Things Used to be Different

I unashamedly confess I enjoy movies based on books.  My favorites involve families and relationships as they were prior to the 20th Century.  I love the variety of characters:  each family had a solid number of people in it!   In 1900, the most common U.S. household size was 7 or more; now it’s below 2.5.  In 1950, 78% of U.S. residences were married-couple households; today it’s 52%.  One out of four residences is a single-person household, and over a third of births are outside of marriage.

At coffee with Dave today I put forward another of my theories:  the way we care for his mom—each family member participating—is the way it has been in all of history; the modern trend is a 50-year hiccup.  I added, “We recognize there’s going to be ‘The Good, The Bad, and the Ugly’ in all aspects of our lives—marriages, children, jobs, even our hobbies.  How could we make the elderly an isolated category?  ( i.e. I’ll keep it as long as it’s not ugly.)”

I described homes with three generations—the way people lived in Victorian England and even in America:  the patriarch or matriarch lived upstairs, with daughters and maids approaching throughout the day with a tray of soup or towels.  With some exceptions, everybody pitched in.
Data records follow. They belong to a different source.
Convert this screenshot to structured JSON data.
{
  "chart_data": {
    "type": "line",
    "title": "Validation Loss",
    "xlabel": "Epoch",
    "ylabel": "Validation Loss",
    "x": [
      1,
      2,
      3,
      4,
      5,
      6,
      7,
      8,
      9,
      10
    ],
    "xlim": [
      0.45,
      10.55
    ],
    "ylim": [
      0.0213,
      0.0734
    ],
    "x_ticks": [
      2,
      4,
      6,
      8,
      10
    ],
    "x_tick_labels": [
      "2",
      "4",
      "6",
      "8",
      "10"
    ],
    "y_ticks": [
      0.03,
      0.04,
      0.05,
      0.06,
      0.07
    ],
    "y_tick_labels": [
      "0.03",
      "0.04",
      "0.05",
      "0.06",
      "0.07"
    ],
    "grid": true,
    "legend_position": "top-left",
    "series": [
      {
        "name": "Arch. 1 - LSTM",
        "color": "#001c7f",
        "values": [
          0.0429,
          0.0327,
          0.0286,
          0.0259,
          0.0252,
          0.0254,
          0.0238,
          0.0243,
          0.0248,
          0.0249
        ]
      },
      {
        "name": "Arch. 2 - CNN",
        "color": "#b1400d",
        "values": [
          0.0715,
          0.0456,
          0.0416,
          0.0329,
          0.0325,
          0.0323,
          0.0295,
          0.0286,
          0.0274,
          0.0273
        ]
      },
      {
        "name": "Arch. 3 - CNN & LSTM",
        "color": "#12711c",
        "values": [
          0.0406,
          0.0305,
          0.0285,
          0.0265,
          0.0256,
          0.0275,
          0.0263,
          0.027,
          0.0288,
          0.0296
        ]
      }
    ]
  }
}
More from that demographics website:

§ — The trend is separation of cohabitation, marriage, and childbearing.
§ — 50 years ago, over half of Americans viewed someone who did not want to get married as selfish.
§ — Marriage is being postponed or replaced.
§ — Women abandoning the role of wives and mothers “can be interpreted as abnormal and expressing a situation of crisis.”


Our household is currently holding at a solid five.  And we help each other.  And the additional two in their own apartment help out as well.  And my sibs come and help.  We’re a family.

So: another one of my theories?  It’s a place like this that hopefully brings up those statistics—even if it’s just a smidge.

This entry was posted in Caregiver, Homemaking and tagged . Bookmark the permalink.

2 Responses to Things Used to be Different

  1. Just me says:

    What a beautiful reminder of what family should be. Thank you, again, dear sister. I love my family; both my blood family and my family in the Lord.